BR&R: Well, that’s a perfect segue to a discussion about global comparators. We alluded earlier to the two versions of the reference product licensed separately in the EU and US. These two molecules were approved using essentially the same investigational data. To an extent, the EU and US originator versions are expected to be “biosimilar” to each other. This is not proven unless “bridging studies” are performed, comparing these reference licensed versions head to head. Yet no one argues that an originator agent in the US is associated with different outcomes than the one used in the EU.

It seems to be pointless today to require the bridging studies between the two. How do you position and select the global comparator?

Woollett: There is never an expectation of clinical differences within a single BLA. As such anything that the regulators have accepted within a single application is still contributing to one set of “goalposts.” The, fortunately extremely rare, comparability failures, including Eprex® (epoetin alfa) in the early 2000s, the trastuzumab issue, and the different adalimumab versions we just discussed, are not an indictment of the power of analytics plus PK. They are just examples where the approach wasn’t followed for the originator products and where we may need to be more careful in the future.

Just like with Rituxan® in Schiestl’s 2011 paper, a change in glycosylation for Herceptin® led to a change in antibody-dependent cellular cytotoxicity (ADCC).1–4 This is an omission in the use of analytics to establish high similarity, not evidence against the use of analytics as the primary basis for comparability and biosimilarity.
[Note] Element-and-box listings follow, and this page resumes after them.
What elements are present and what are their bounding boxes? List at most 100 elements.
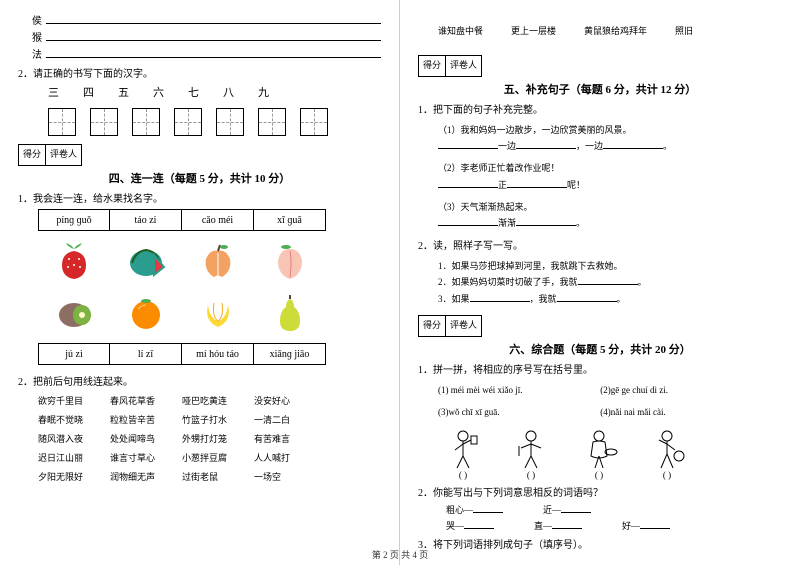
orange-icon <box>110 287 182 339</box>
question-4-2: 2．把前后句用线连起来。 <box>18 373 381 388</box>
question-6-2: 2．你能写出与下列词意思相反的词语吗？ <box>418 484 782 499</box>
writing-grid[interactable] <box>258 108 286 136</box>
idiom: 更上一层楼 <box>511 24 556 37</box>
match-item: 一场空 <box>254 470 326 483</box>
blank[interactable] <box>473 503 503 513</box>
pinyin-cell: mí hóu táo <box>182 343 254 365</box>
match-item: 迟日江山丽 <box>38 451 110 464</box>
blank[interactable] <box>507 178 567 188</box>
char-line-3: 法 <box>32 46 381 61</box>
idiom-row: 谁知盘中餐 更上一层楼 黄鼠狼给鸡拜年 照旧 <box>438 24 782 37</box>
pinyin-line: (1) méi mèi wéi xiǎo jī. (2)gē ge chuí d… <box>438 382 782 398</box>
writing-grid[interactable] <box>216 108 244 136</box>
writing-grid[interactable] <box>90 108 118 136</box>
text: 一边 <box>498 141 516 151</box>
text: 渐渐 <box>498 218 516 228</box>
match-item: 一清二白 <box>254 413 326 426</box>
paren[interactable]: ( ) <box>459 470 467 480</box>
blank[interactable] <box>516 139 576 149</box>
char-header-row: 三 四 五 六 七 八 九 <box>48 84 381 100</box>
match-item: 随风潜入夜 <box>38 432 110 445</box>
blank[interactable] <box>516 216 576 226</box>
match-item: 没安好心 <box>254 394 326 407</box>
match-row: 随风潜入夜处处闻啼鸟外甥打灯笼有苦难言 <box>38 432 381 445</box>
match-item: 竹篮子打水 <box>182 413 254 426</box>
score-box: 得分 评卷人 <box>18 144 381 166</box>
pinyin-cell: pínɡ ɡuǒ <box>38 209 110 231</box>
sentence-3: （3）天气渐渐热起来。 渐渐。 <box>438 199 782 231</box>
char: 五 <box>118 84 129 100</box>
blank[interactable] <box>640 519 670 529</box>
char: 七 <box>188 84 199 100</box>
blank[interactable] <box>603 139 663 149</box>
text: 呢！ <box>567 180 585 190</box>
writing-grid[interactable] <box>48 108 76 136</box>
pinyin-cell: xī ɡuā <box>254 209 326 231</box>
blank[interactable] <box>552 519 582 529</box>
pinyin-text: (1) méi mèi wéi xiǎo jī. <box>438 382 598 398</box>
writing-grid-row <box>48 108 381 136</box>
writing-grid[interactable] <box>174 108 202 136</box>
grader-label: 评卷人 <box>46 144 82 166</box>
blank[interactable] <box>578 275 638 285</box>
word: 哭— <box>446 521 464 531</box>
writing-grid[interactable] <box>132 108 160 136</box>
char: 六 <box>153 84 164 100</box>
blank[interactable] <box>470 292 530 302</box>
word-pair-row: 粗心— 近— <box>446 503 782 516</box>
match-item: 春风花草香 <box>110 394 182 407</box>
question-6-1: 1．拼一拼，将相应的序号写在括号里。 <box>418 361 782 376</box>
paren[interactable]: ( ) <box>527 470 535 480</box>
paren[interactable]: ( ) <box>595 470 603 480</box>
match-item: 过街老鼠 <box>182 470 254 483</box>
question-4-1: 1．我会连一连，给水果找名字。 <box>18 190 381 205</box>
char: 三 <box>48 84 59 100</box>
score-label: 得分 <box>418 55 446 77</box>
pinyin-row-top: pínɡ ɡuǒ táo zi cǎo méi xī ɡuā <box>38 209 381 231</box>
match-grid: 欲穷千里目春风花草香哑巴吃黄连没安好心 春眠不觉晓粒粒皆辛苦竹篮子打水一清二白 … <box>38 394 381 483</box>
pinyin-text: (2)gē ge chuí dì zi. <box>600 385 668 395</box>
kiwi-icon <box>38 287 110 339</box>
word: 近— <box>543 505 561 515</box>
match-item: 欲穷千里目 <box>38 394 110 407</box>
match-item: 小葱拌豆腐 <box>182 451 254 464</box>
example-text: 2．如果妈妈切菜时切破了手，我就 <box>438 277 578 287</box>
match-item: 谁言寸草心 <box>110 451 182 464</box>
blank[interactable] <box>561 503 591 513</box>
blank[interactable] <box>438 216 498 226</box>
grader-label: 评卷人 <box>446 315 482 337</box>
score-box: 得分 评卷人 <box>418 315 782 337</box>
text: ，一边 <box>576 141 603 151</box>
char: 四 <box>83 84 94 100</box>
pinyin-cell: táo zi <box>110 209 182 231</box>
blank[interactable] <box>557 292 617 302</box>
blank[interactable] <box>438 178 498 188</box>
example-text: 1．如果马莎把球掉到河里，我就跳下去救她。 <box>438 261 623 271</box>
sentence-1: （1）我和妈妈一边散步，一边欣赏美丽的风景。 一边，一边。 <box>438 122 782 154</box>
blank[interactable] <box>438 139 498 149</box>
person-icon-3: ( ) <box>574 426 624 480</box>
score-box: 得分 评卷人 <box>418 55 782 77</box>
score-label: 得分 <box>18 144 46 166</box>
picture-row: ( ) ( ) ( ) ( ) <box>438 426 782 480</box>
match-row: 迟日江山丽谁言寸草心小葱拌豆腐人人喊打 <box>38 451 381 464</box>
blank[interactable] <box>464 519 494 529</box>
banana-icon <box>182 287 254 339</box>
idiom: 黄鼠狼给鸡拜年 <box>584 24 647 37</box>
person-icon-2: ( ) <box>506 426 556 480</box>
paren[interactable]: ( ) <box>663 470 671 480</box>
idiom: 谁知盘中餐 <box>438 24 483 37</box>
section-5-title: 五、补充句子（每题 6 分，共计 12 分） <box>418 81 782 97</box>
sentence-2: （2）李老师正忙着改作业呢！ 正呢！ <box>438 160 782 192</box>
text: 3．如果 <box>438 294 470 304</box>
page-footer: 第 2 页 共 4 页 <box>0 548 800 561</box>
match-item: 春眠不觉晓 <box>38 413 110 426</box>
question-5-2: 2．读，照样子写一写。 <box>418 237 782 252</box>
example-text: （3）天气渐渐热起来。 <box>438 202 533 212</box>
char-line-2: 猴 <box>32 29 381 44</box>
writing-grid[interactable] <box>300 108 328 136</box>
match-row: 夕阳无限好润物细无声过街老鼠一场空 <box>38 470 381 483</box>
pinyin-line: (3)wǒ chī xī guā. (4)nǎi nai mǎi cài. <box>438 404 782 420</box>
idiom: 照旧 <box>675 24 693 37</box>
match-item: 润物细无声 <box>110 470 182 483</box>
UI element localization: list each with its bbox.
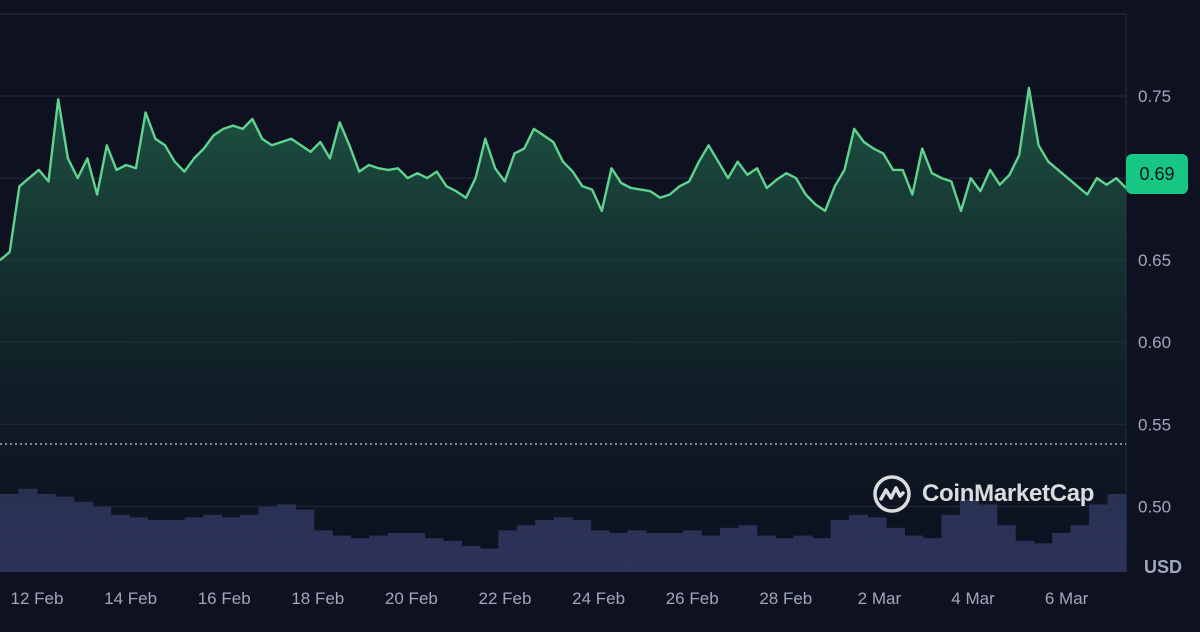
price-line: [0, 86, 1127, 262]
y-tick-label: 0.50: [1138, 497, 1171, 516]
x-tick-label: 2 Mar: [858, 589, 902, 608]
current-price-tag: 0.69: [1126, 154, 1188, 194]
x-axis-ticks: 12 Feb 14 Feb 16 Feb 18 Feb 20 Feb 22 Feb 24 F…: [11, 589, 1089, 608]
x-tick-label: 4 Mar: [951, 589, 995, 608]
y-tick-label: 0.65: [1138, 251, 1171, 270]
x-tick-label: 18 Feb: [291, 589, 344, 608]
currency-unit: USD: [1144, 557, 1183, 577]
x-tick-label: 6 Mar: [1045, 589, 1089, 608]
watermark-text: CoinMarketCap: [922, 480, 1095, 507]
x-tick-label: 24 Feb: [572, 589, 625, 608]
y-tick-label: 0.75: [1138, 87, 1171, 106]
coinmarketcap-logo-icon: [873, 475, 911, 513]
x-tick-label: 14 Feb: [104, 589, 157, 608]
x-tick-label: 28 Feb: [759, 589, 812, 608]
coinmarketcap-watermark: CoinMarketCap: [872, 472, 1094, 516]
y-tick-label: 0.60: [1138, 333, 1171, 352]
x-tick-label: 26 Feb: [666, 589, 719, 608]
y-axis-ticks: 0.75 0.65 0.60 0.55 0.50: [1138, 87, 1171, 516]
x-tick-label: 20 Feb: [385, 589, 438, 608]
y-tick-label: 0.55: [1138, 415, 1171, 434]
price-area: [0, 86, 1127, 573]
x-tick-label: 22 Feb: [479, 589, 532, 608]
price-area-fill: [0, 87, 1126, 573]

The single biggest message I have on all of this is that biosimilars cannot succeed until we are clearer about how much the originators have varied. It is the originators that have broadened the “goalposts” that the biosimilars must target. And that is, in the vast majority of cases, perfectly OK.

Many physicians and their patients appear to think the originator is cast in stone. But all biologics are essentially “biosimilars” to themselves as a scientific matter. Some stakeholders are not comfortable with that message being out there, and yet it is a good one for the continued use of comparability. That is what was meant in Schiestl’s brilliant title: “Acceptable Quality Variation in Approved Biologics.” This variation is acceptable and is carefully overseen by regulators—and has been since 1996 when FDA led the world with the concept.

BR&R: One more practical aspect on the use of a global comparator: Would it be a hell of a lot easier for prospective manufacturers to get samples for the product?

Woollett: In all likelihood yes, and make it more affordable, because the US versions are usually the most expensive. But that is not the biggest reason. By far the most important reason is that it is scientifically and ethically right to minimize unnecessary clinical studies, and to be efficient in the development of all medicines, always. Science-based regulators have to want that too, as do all other stakeholders. Let’s get there together.


1. Pivot X, Bondarenko I, Nowecki Z, et al. Phase III, randomized, double-blind study comparing the efficacy, safety, and immunogenicity of SB3 (trastuzumab biosimilar) and reference trastuzumab in patients with neoadjuvant therapy for human epidermal growth factor receptor 2–positive early breast cancer. J Clin Oncol. 2018;36:968-974.
2. Lee JH, Paek K, Moon JH, Ham S, Song J, Kim S. Biological characterization of SB3, a trastuzumab biosimilar, and the influence of changes in reference product characteristics on the similarity assessmentBioDrugs[published online, June 12, 2019].
3. Pivot X, Pegram MD, Cortes J, et al. Evaluation of survival by ADCC status: Subgroup analysis of SB3 (Trastuzumab Biosimilar) and reference trastuzumab in patients with HER2-positive early breast cancer at three-year follow-up. Presented at American Society of Clinical Oncology Annual Meeting 2019; May 31-June 4, 2019; Chicago, IL. Abstract 580.
4. Pivot X, Pegram M, Cortes J, et al. Three-year follow-up from a phase 3 study of SB3 (a trastuzumab biosimilar) versus reference trastuzumab in the neoadjuvant setting for human epidermal growth factor receptor 2–positive breast cancer. Eur J Cancer. 2019;120:1-9.